À moins d’un kilomètre de la maison

«Il est impossible de privilégier une piste plus qu’une autre», avait déclaré le procureur de Nîmes lors d’une précédente conférence de presse. La cause de la mort pourrait «aussi bien être une chute accidentelle, qu’un geste volontaire de se jeter dans le vide ou une altercation», avait-il insisté.

Les effets personnels retrouvés, les 24 et 25 juin, à proximité des ossements, à moins d’un kilomètre du domicile des parents de l’adolescent, en pleine campagne, au milieu de vignes, entre un mas et une paroi rocheuse, étaient un sac à dos, un blouson, une montre et des tennis.

«Le temps du silence»

Les enquêteurs savaient que cette zone était fréquentée par Lucas, avait alors précisé Eric Maurel. L’adolescent passionné de géologie venait y chercher des pierres, qu’il collectionnait.

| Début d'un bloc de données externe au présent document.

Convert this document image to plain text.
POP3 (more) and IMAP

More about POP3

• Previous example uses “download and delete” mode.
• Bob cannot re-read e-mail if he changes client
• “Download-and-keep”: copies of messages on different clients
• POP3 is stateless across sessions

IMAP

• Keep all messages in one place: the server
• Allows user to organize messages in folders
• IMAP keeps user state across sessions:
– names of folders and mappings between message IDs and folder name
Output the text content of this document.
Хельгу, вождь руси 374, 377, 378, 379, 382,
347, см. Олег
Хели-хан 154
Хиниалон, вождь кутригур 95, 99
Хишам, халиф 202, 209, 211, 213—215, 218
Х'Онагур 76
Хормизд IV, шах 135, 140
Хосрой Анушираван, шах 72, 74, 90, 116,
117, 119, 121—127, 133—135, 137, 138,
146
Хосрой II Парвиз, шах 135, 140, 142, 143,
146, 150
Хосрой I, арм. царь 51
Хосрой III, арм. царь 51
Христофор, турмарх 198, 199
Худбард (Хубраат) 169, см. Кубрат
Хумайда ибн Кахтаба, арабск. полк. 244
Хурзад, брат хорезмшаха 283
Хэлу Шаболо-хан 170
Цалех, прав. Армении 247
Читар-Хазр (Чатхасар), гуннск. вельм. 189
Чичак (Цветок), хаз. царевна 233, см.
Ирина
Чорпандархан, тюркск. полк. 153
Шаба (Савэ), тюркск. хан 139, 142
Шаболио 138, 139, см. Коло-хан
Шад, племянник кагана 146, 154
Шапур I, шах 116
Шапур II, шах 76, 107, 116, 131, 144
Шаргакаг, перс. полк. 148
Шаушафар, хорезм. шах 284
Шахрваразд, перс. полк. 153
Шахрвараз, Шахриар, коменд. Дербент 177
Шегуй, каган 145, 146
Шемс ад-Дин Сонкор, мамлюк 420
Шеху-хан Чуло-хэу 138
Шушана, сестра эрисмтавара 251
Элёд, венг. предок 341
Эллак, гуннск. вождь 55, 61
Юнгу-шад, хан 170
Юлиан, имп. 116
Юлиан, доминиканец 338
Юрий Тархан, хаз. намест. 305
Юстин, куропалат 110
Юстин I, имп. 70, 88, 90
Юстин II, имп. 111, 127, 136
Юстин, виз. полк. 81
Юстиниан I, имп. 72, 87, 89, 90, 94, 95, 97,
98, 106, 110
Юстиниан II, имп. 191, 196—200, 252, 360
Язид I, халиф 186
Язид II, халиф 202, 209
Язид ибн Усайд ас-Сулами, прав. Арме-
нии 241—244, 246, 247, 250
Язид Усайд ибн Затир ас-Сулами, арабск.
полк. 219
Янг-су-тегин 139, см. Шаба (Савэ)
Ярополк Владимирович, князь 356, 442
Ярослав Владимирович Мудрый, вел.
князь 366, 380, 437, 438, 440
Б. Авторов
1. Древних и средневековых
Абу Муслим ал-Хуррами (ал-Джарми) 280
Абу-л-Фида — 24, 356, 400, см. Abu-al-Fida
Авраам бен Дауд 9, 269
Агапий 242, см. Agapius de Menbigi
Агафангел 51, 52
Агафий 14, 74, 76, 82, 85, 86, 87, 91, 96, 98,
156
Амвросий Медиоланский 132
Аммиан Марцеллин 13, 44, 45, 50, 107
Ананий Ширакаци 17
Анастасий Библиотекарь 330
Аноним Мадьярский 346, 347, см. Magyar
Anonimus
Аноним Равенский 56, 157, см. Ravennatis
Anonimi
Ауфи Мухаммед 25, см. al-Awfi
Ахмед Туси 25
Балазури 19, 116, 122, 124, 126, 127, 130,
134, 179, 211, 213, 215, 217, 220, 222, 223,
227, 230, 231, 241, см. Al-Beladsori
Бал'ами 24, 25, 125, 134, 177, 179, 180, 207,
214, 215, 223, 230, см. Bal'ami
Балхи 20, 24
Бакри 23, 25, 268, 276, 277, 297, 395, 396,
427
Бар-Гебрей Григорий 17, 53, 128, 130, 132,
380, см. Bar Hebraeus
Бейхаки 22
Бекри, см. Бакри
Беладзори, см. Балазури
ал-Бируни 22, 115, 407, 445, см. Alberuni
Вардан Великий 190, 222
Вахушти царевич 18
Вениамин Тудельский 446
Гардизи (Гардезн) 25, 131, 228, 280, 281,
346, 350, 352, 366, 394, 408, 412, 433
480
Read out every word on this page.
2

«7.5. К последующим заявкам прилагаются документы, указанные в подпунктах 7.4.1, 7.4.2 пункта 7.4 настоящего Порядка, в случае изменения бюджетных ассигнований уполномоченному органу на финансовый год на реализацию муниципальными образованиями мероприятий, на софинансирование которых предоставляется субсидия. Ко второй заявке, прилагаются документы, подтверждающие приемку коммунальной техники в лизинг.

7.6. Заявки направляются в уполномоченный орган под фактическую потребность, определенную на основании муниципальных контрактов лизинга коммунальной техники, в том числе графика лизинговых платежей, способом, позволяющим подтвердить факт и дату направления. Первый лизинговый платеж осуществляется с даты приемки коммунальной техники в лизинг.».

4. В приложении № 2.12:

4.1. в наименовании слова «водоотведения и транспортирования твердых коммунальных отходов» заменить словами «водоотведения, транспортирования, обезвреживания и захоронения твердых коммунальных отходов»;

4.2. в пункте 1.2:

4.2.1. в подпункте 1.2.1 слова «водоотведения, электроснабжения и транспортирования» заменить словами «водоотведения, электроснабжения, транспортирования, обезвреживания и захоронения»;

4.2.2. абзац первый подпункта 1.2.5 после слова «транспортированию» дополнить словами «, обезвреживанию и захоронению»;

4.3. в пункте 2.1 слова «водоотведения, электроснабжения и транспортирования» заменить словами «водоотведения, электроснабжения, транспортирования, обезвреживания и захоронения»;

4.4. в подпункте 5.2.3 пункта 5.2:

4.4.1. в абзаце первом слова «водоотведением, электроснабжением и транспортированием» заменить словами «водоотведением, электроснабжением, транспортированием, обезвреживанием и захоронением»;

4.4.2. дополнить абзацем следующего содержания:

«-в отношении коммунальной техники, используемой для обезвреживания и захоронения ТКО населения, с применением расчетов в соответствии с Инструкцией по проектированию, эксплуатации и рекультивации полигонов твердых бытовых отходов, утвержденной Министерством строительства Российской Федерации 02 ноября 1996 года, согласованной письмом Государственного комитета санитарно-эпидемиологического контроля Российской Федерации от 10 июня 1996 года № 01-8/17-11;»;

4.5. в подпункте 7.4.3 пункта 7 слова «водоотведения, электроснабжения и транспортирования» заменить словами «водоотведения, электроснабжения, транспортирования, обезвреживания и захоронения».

«La découverte d’un corps pouvant être celui de Lucas nous semble mettre un terme à ces six années de recherches, mais aussi d’espoir», avaient alors déclaré les parents de Lucas. «Aujourd’hui vient le temps du silence. Ce silence, autrefois assourdissant, est nécessaire pour nous permettre de nous recueillir, de tenter de nous apaiser et de continuer désormais sans lui.»